We roll into Ulan Bator train station bang on 6:30am as expected. A short 10 minute drive gets me to my digs with transport arranged by the hostel in advance which saves me a few bob and only costs about £3 compared to the $25-$30 I would expect to pay in a normal taxi. The Hostel I am staying in here is very nice and friendly and cosy. I’m made to feel welcome straight away and grab a coffee and sit in the lounge for a while to relax. There are not many people staying there at the moment though. I have a quick chat with an American bloke named Kendal who is based in China and has popped over here for a month. He’s leaving that morning but he gives me a few basic tips before he heads off. Although bed is tempting I grab a shower to freshen up and head out for a few hours just to get my bearings. I have two weeks here so compared to Russia and the European towns and cities I’ve visited so far I’m not in a rush to get round and cram as much in as possible in the space of a few days. Despite Ulan Bator being the capitol city of Mongolia it is much smaller than I expected. I get myself a map and it doesn’t take long to work out that you can cover this place in a day on foot. It also instantly feels safer compared to Russia. Yes you still stand out walking down the street, if anything more so than in Russia as the people look so different compared to the European look of the Russians, but you don’t feel the same hundred eyes burning into the back of your head or people following you. It’s also low season as well so not many travelers about I guess compared to the high season in the summer months. I take a quick look online and find a café that I want to check out but I’m unable to find it until a young local student lad takes time out to help me and we wander around a while until we find it. So much more helpful and friendly than what I have been accustomed to in Russia. A quick wander around some more of the city then the weariness sets in again so I head back and grab a few hours rest.

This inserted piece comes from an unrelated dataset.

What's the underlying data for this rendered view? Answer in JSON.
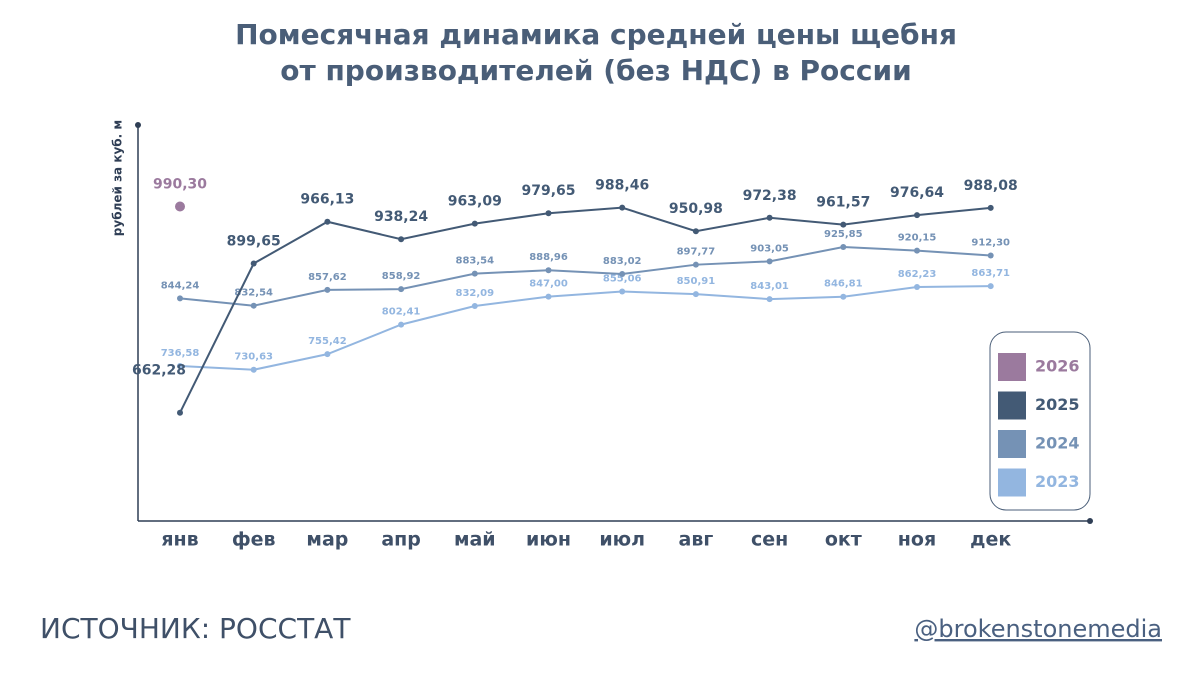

When I wake I have a new roommate, Julius. He was born in the Ukraine but moved to Germany when he was young. He’s a great lad and is traveling as part of his University project in film making and has just got back from spending 5 days camping in the wilderness. I question how he arranged this and have been pointed in the direction of a well-recognised eco tour company who re-invest all profits back into the area and the locals. I check with the people who run the hostel as well and they also agree they are the best people to speak with. Recognised by the United Nations Economic and Social Commission for Asia and the Pacific (UNESCAP) and National Geographic among others they seem good so I drop them a mail to see what I can arrange for getting further afield with the Nomads and the wilderness next week. I also ask about helping at the school and the orphanage as the hostel I am staying at is tied into the local school and ran by ex-pupils. Unfortunately it sounds as if the school is winding down for winter and they only have the oldest year of pupils still coming in now so help may not be required but I send a mail off to the lady I need to chat with anyway just in case there is anything I can do for them.
After a decent chat with the folks at the hostel and checking some things online for China and my route through there I head out for some tea. Having had my fill of packet Noodles on the train and the usual meat and potatoes I decide to splash out and treat myself to some Japanese at what appears to be a very swanky restaurant. A bowl of Udon soup, some beef Gyudon and two beers came to a grand total of £7.50. Well less, but I told the lad to keep the change as I feel guilty about how cheap this is for a very good meal in a very good place. Mongolia is cheap, my hostel has only cost me £36 for 6 nights stay and according to Julius and Kendal it gets a lot cheaper in China so hopefully this trip has a lot of longevity in it.